HOW PREDICTORS AFFECT SEARCH STRATEGIES IN NEURAL ARCHITECTURE SEARCH?

Abstract

Predictor-based Neural Architecture Search is an important topic since it can efficiently reduce the computational cost of evaluating candidate architectures. Most existing predictor-based NAS algorithms aim to design different predictors to improve the prediction performance. Unfortunately, even a promising performance predictor may suffer from the accuracy decline due to long-term and continuous usage, thus leading to the degraded performance of the search strategy. That naturally gives rise to the following problems: how predictors affect search strategies and how to appropriately use the predictor? In this paper, we take reinforcement learning (RL) based search strategy to study theoretically and empirically the impact of predictors on search strategies. We first formulate a predictor-RL-based NAS algorithm as model-based RL and analyze it with a guarantee of monotonic improvement at each trail. Then, based on this analysis, we propose a simple procedure of predictor usage, named mixed batch, which contains ground-truth data and prediction data.
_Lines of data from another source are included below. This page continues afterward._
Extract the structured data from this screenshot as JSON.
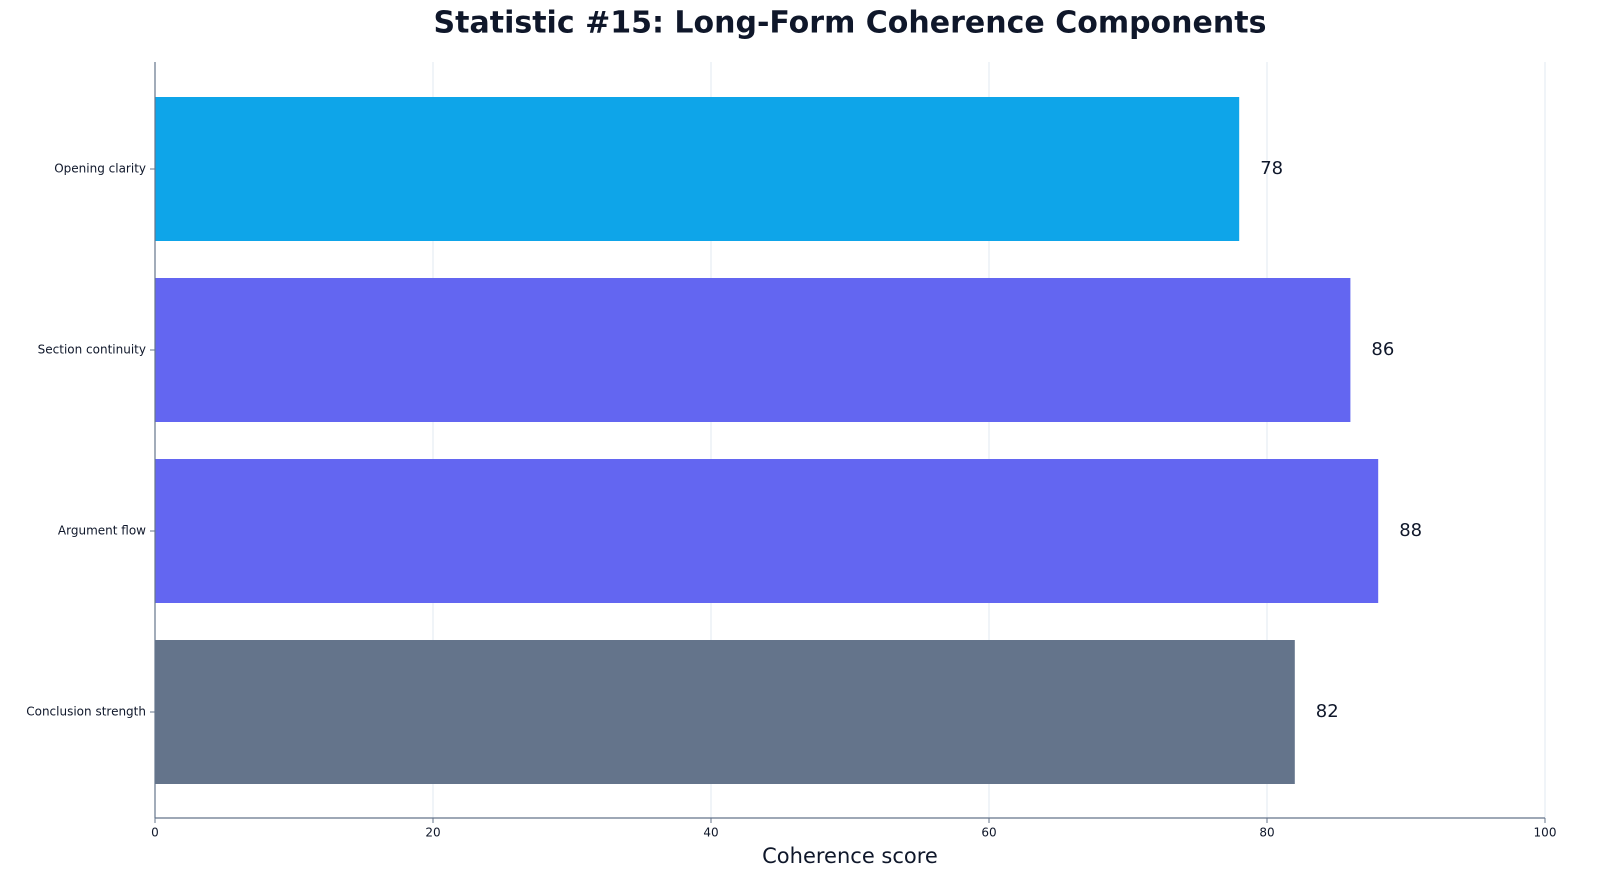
{
  "chart_data": {
    "type": "barh",
    "title": "Statistic #15: Long-Form Coherence Components",
    "categories": [
      "Opening clarity",
      "Section continuity",
      "Argument flow",
      "Conclusion strength"
    ],
    "values": [
      78,
      86,
      88,
      82
    ],
    "colors": [
      "#0ea5e9",
      "#6366f1",
      "#6366f1",
      "#64748b"
    ],
    "xlabel": "Coherence score",
    "xlim": [
      0,
      100
    ],
    "xticks": [
      0,
      20,
      40,
      60,
      80,
      100
    ],
    "grid": true
  }
}
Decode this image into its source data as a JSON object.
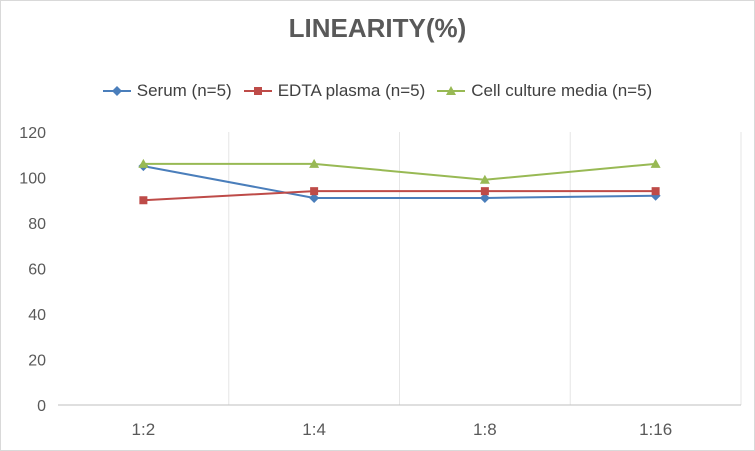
{
  "chart_data": {
    "type": "line",
    "title": "LINEARITY(%)",
    "xlabel": "",
    "ylabel": "",
    "categories": [
      "1:2",
      "1:4",
      "1:8",
      "1:16"
    ],
    "ylim": [
      0,
      120
    ],
    "yticks": [
      "0",
      "20",
      "40",
      "60",
      "80",
      "100",
      "120"
    ],
    "grid": "vertical",
    "legend_position": "top",
    "series": [
      {
        "name": "Serum (n=5)",
        "values": [
          105,
          91,
          91,
          92
        ],
        "color": "#4a7ebb",
        "marker": "diamond"
      },
      {
        "name": "EDTA plasma (n=5)",
        "values": [
          90,
          94,
          94,
          94
        ],
        "color": "#be4b48",
        "marker": "square"
      },
      {
        "name": "Cell culture media (n=5)",
        "values": [
          106,
          106,
          99,
          106
        ],
        "color": "#98b954",
        "marker": "triangle"
      }
    ]
  }
}
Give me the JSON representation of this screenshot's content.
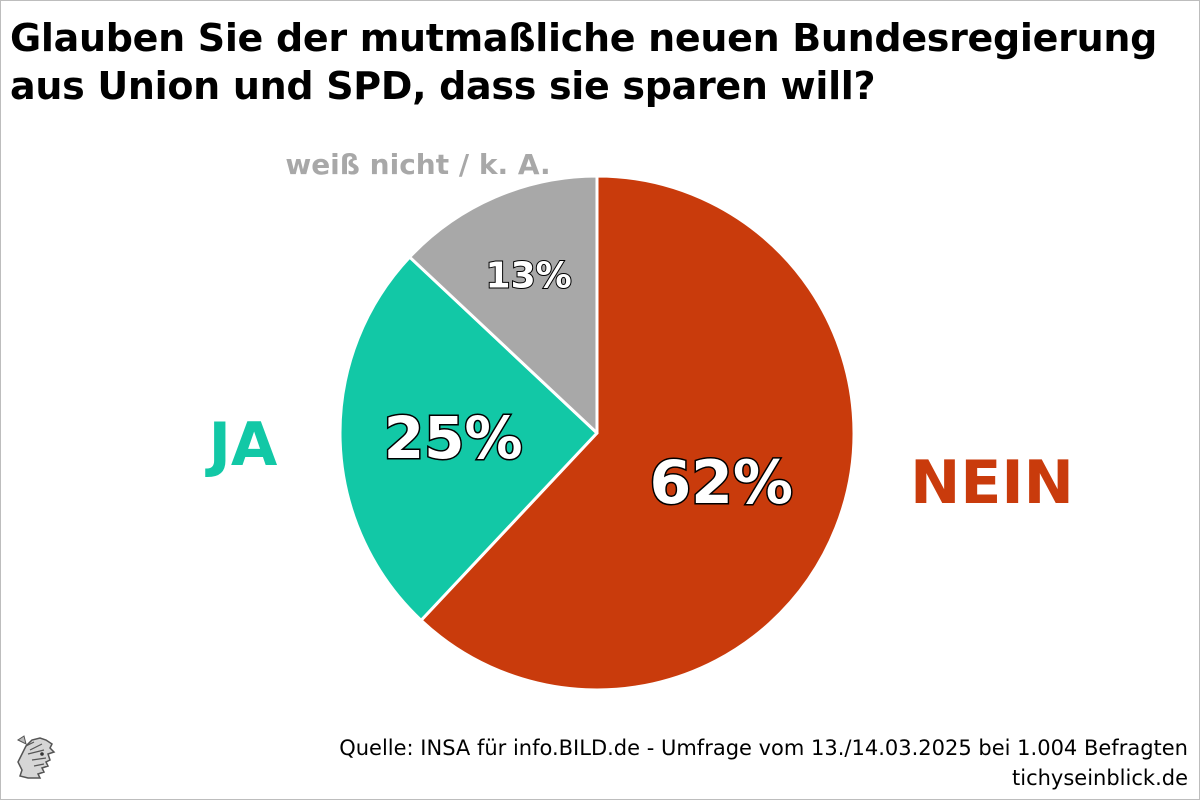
{
  "title": {
    "line1": "Glauben Sie der mutmaßliche neuen Bundesregierung",
    "line2": "aus Union und SPD, dass sie sparen will?"
  },
  "chart_data": {
    "type": "pie",
    "title": "Glauben Sie der mutmaßliche neuen Bundesregierung aus Union und SPD, dass sie sparen will?",
    "unit": "%",
    "slices": [
      {
        "label": "NEIN",
        "value": 62,
        "value_label": "62%",
        "color": "#c93b0c"
      },
      {
        "label": "JA",
        "value": 25,
        "value_label": "25%",
        "color": "#12c8a6"
      },
      {
        "label": "weiß nicht / k. A.",
        "value": 13,
        "value_label": "13%",
        "color": "#a8a8a8"
      }
    ],
    "start": "12 o'clock",
    "direction": "clockwise"
  },
  "footer": {
    "source": "Quelle: INSA für info.BILD.de - Umfrage vom 13./14.03.2025 bei 1.004 Befragten",
    "site": "tichyseinblick.de"
  },
  "logo": {
    "icon": "hermes-head-icon"
  }
}
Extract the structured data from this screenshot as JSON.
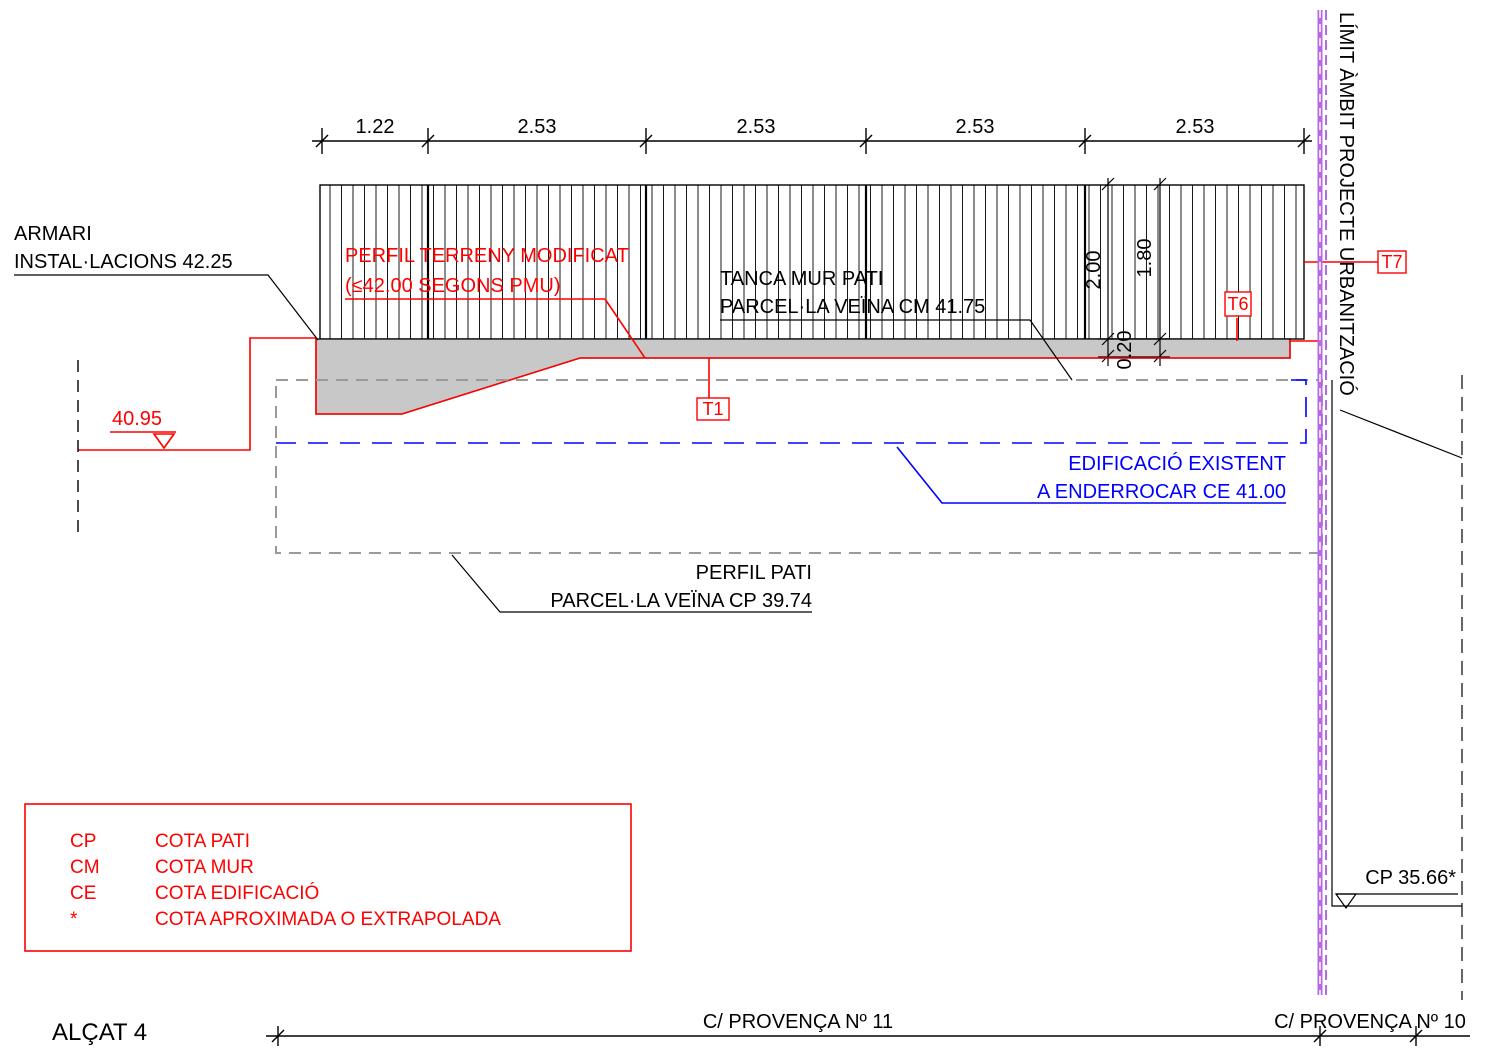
{
  "drawing": {
    "title": "ALÇAT 4",
    "dimensions": [
      "1.22",
      "2.53",
      "2.53",
      "2.53",
      "2.53"
    ],
    "vertical_dimensions": [
      "2.00",
      "1.80",
      "0.20"
    ],
    "labels": {
      "armari_line1": "ARMARI",
      "armari_line2": "INSTAL·LACIONS 42.25",
      "perfil_terreny_line1": "PERFIL TERRENY MODIFICAT",
      "perfil_terreny_line2": "(≤42.00 SEGONS PMU)",
      "tanca_line1": "TANCA MUR PATI",
      "tanca_line2": "PARCEL·LA VEÏNA CM 41.75",
      "level_left": "40.95",
      "edificacio_line1": "EDIFICACIÓ EXISTENT",
      "edificacio_line2": "A ENDERROCAR CE 41.00",
      "perfil_pati_line1": "PERFIL PATI",
      "perfil_pati_line2": "PARCEL·LA VEÏNA CP 39.74",
      "limit": "LÍMIT ÀMBIT PROJECTE URBANITZACIÓ",
      "cp_right": "CP 35.66*",
      "street_1": "C/ PROVENÇA Nº 11",
      "street_2": "C/ PROVENÇA Nº 10"
    },
    "tags": [
      "T1",
      "T6",
      "T7"
    ],
    "legend": [
      {
        "code": "CP",
        "text": "COTA PATI"
      },
      {
        "code": "CM",
        "text": "COTA MUR"
      },
      {
        "code": "CE",
        "text": "COTA EDIFICACIÓ"
      },
      {
        "code": "*",
        "text": "COTA APROXIMADA O EXTRAPOLADA"
      }
    ],
    "colors": {
      "line": "#000000",
      "annotation": "#ff0000",
      "existing_building": "#0000ff",
      "project_limit": "#b36ae2",
      "fill_grey": "#c8c8c8",
      "dashed_grey": "#9a9a9a"
    }
  }
}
The proposed procedure can efficiently reduce the impact of predictor errors on search strategies with maintaining performance growth. Our algorithm, Predictor-based Neural Architecture Search with Mixed batch (PNASM), outperforms traditional NAS algorithms and prior state-of-the-art predictor-based NAS algorithms on three NAS-Bench-201 tasks and one NAS-Bench-ASR task .

1. INTRODUCTION

Neural Architecture Search (NAS) aims to automatically find out effective architectures in a pre-defined search space for a given dataset (Baker et al., 2016; Zoph & Le, 2016) , which has shown to generate architectures that achieve promising results in many domains (Zoph et al., 2018; Tan & Le, 2019; Howard et al., 2019; Chen et al., 2020) . However, due to the high computational cost for evaluating the generated architecture performance, traditional NAS methods are prohibitively costly in real-world deployment. Recently, many approaches have been proposed to reduce the evaluation cost, which can be categorized into training-free predictors (Pham et al., 2018; Mellor et al., 2021) and training-based predictors (Wei et al., 2022; Springenberg et al., 2016; Shi et al., 2020; White et al., 2021a; Lu et al., 2021; Wen et al., 2020; Tang et al., 2020; Luo et al., 2018) . Training-based methods, which require training a performance predictor to predict the final validation accuracy based on the feature of architecture, have received much more attention due to their better generalization ability. Recent efforts on training-based methods focus on improving the prediction performance by designing models to precisely capture features of network architectures, e.g., GCN and Transformer. Several works demonstrate their robust predictions and combine them with the traditional search strategy such as Bayesian Optimization (BO) (Springenberg et al., 2016; Shi et al., 2020; White et al., 2021a) and Evolutionary Algorithms (EA) (Wei et al., 1



Figure 1: Cumulative error between true val and predicted val over sampled architectures. REINFORCE+Predictor means long and continuous usage of predictor without updating it.